Terzian also praised Corson’s role in the development of the Arecibo Observatory in Puerto Rico, a site the University has operated since its construction in 1963.

“[He wanted to] make it a strong observatory … and he was very successful,” Terzian said.

Prof. Donald Farley Ph.D. ’60, electrical and computer engineering, also spoke positively of Corson’s fundraising efforts for the observatory.

“[It] wound up being a 10 million dollar observatory,” Farley said. “Corson played a major role in supporting … [the] efforts in getting it off the ground.”

In 1959, Corson was named dean of the College of Engineering, a position for which Hoffmann said Corson was well-suited.

“He also understood engineering very well. He created a climate of interaction through physics, engineering and chemistry,” Hoffmann said.

Cassel said that Corson’s interest in science did not wane when he pursued administrative positions at the University.

“While Dale was president, one time he said the engineers who ran [Cornell’s] radio station wanted to make a new antenna tower,” Cassel said. “[Corson and the engineers] had a discussion of the antenna and its technical merits, and he was delighted that he was able to use his physics knowledge and understanding as president.”

Prof. Emeritus Muawia Barazangi, earth and atmospheric sciences, said Corson’s advocacy may have guaranteed the survival and continued success of Cornell’s geology program over the years.

“[Corson] supported the department of geological sciences, which was in danger of going away when he was president,” Barazangi said. “He can take credit in saving geology at Cornell and taking the department from the brinks of oblivion to one of the best in the country today.”

After stepping down from his role as University president in 1977, Corson spent most of the next two decades serving as the chair of various national study groups, comprised of experts from around the U.S., focusing on issues in science and international relations.

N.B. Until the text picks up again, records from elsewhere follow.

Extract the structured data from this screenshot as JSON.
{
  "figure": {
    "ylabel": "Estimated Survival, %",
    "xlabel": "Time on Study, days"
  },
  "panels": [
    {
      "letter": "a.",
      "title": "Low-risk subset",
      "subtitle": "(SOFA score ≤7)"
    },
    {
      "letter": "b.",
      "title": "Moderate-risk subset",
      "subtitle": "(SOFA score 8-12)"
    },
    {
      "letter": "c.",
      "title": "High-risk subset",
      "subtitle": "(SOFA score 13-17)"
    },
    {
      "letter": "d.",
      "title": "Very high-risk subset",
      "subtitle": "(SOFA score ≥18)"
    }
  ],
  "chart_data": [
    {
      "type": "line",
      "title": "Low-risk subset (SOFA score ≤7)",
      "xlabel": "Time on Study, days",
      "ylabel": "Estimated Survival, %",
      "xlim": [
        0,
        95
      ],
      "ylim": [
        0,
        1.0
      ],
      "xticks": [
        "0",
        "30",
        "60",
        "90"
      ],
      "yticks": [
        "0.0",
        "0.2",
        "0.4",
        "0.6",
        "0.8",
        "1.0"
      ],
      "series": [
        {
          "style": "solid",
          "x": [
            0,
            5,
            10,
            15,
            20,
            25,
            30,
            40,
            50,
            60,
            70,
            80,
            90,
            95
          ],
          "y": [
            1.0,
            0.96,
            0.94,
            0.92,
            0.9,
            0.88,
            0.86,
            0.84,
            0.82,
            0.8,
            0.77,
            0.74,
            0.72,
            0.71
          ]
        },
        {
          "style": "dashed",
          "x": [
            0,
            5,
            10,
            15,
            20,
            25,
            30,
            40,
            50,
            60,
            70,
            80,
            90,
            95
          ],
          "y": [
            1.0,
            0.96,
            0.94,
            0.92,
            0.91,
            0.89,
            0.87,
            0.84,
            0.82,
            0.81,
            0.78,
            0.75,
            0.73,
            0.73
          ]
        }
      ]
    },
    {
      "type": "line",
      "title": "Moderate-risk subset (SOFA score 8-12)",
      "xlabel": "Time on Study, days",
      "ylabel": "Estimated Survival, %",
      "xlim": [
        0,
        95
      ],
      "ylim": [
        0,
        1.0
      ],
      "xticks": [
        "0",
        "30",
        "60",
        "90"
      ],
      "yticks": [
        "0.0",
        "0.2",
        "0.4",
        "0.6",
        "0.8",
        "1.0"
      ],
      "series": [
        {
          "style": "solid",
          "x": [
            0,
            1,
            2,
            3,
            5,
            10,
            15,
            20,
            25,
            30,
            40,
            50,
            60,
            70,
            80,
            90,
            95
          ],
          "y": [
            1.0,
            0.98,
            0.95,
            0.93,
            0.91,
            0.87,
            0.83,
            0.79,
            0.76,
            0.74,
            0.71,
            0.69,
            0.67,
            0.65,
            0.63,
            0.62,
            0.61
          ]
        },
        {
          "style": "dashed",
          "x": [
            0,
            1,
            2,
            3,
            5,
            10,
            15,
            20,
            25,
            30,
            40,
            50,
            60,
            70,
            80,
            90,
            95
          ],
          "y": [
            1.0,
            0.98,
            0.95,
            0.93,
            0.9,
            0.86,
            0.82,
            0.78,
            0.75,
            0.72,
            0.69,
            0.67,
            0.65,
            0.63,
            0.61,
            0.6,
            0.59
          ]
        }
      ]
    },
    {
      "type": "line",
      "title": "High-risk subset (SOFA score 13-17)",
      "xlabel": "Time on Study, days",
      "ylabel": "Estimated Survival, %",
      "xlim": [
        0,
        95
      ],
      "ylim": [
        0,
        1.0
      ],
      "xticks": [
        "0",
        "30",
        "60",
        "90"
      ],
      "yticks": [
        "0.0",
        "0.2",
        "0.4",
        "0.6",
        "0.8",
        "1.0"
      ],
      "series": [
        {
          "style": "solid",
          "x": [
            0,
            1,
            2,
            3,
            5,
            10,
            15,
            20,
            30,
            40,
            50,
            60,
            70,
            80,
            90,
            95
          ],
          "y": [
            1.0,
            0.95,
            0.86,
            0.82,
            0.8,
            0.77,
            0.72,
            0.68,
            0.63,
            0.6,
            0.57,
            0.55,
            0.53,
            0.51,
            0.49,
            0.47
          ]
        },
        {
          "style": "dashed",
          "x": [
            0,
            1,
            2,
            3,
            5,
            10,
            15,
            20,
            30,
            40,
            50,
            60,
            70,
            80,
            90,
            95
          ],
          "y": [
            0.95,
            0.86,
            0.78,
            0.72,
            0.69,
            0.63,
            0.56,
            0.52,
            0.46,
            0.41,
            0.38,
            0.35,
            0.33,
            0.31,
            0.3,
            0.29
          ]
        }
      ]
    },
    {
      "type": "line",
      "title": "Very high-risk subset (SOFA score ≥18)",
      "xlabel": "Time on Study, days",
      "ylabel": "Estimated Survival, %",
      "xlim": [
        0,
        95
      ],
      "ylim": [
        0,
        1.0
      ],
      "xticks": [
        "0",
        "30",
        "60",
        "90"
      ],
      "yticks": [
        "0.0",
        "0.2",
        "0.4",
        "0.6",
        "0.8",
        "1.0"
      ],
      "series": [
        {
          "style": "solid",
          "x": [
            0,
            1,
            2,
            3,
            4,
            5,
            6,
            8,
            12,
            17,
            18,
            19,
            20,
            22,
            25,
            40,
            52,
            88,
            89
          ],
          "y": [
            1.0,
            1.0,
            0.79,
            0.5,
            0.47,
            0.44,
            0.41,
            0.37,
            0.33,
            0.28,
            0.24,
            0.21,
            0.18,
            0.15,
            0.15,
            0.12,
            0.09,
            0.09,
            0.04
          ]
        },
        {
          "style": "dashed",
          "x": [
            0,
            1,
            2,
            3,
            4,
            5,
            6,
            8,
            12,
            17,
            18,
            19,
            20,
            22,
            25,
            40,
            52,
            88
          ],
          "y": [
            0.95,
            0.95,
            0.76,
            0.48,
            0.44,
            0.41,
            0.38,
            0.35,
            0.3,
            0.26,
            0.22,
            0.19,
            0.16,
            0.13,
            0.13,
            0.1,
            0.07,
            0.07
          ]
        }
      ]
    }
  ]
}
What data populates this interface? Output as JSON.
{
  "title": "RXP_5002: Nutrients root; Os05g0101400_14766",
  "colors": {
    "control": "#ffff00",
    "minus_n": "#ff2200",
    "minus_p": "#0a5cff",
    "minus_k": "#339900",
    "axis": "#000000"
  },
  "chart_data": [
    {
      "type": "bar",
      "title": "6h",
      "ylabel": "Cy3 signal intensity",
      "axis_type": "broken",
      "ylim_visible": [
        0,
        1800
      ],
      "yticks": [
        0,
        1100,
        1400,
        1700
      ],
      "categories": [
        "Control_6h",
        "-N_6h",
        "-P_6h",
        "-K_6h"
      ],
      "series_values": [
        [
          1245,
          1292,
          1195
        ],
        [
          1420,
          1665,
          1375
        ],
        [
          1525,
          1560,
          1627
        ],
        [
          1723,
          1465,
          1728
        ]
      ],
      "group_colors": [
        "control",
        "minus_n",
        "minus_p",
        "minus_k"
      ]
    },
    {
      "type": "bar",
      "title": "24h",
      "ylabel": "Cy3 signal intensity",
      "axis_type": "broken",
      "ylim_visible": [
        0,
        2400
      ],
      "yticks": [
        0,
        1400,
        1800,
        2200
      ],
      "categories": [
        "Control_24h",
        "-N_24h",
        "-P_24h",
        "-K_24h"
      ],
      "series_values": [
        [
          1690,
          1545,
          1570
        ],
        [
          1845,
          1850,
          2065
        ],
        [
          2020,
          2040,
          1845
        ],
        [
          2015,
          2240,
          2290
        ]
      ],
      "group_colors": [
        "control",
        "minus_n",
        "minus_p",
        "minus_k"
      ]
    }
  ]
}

Prof. Emeritus Fred McLafferty, chemistry, said that he and Corson served together on a committee that aimed to improve the physics departments of 19 universities in China.

“My impression serving on the committee was that he got academic research going again in China and strengthened ties between our country and places around the world,” McLafferty said. “He was very effective.”

In 1980, Corson helped build a sundial on the engineering quad that can tell time within a 30-second margin of error, calling it his “legacy to Cornell” in a 2006 University press release.

In 1981, Corson was elected to the National Academy of Engineering in Washington, D.C., which Cornell officials at the time told The Sun was “one of the highest professional distinctions that can be conferred on an engineer.”

Faculty members agreed that Corson’s scientific achievements extended beyond the scope of the University.

“I think Dale was a really exceptional leader within the American scientific community,” Prof. Emeritus Kurt Gottfried, physics said. “He was a major player … and, of course, a great president of Cornell, but his importance went far beyond Cornell.”

Nicholas St. Fleur and Margaret Yoder contributed reporting to this story.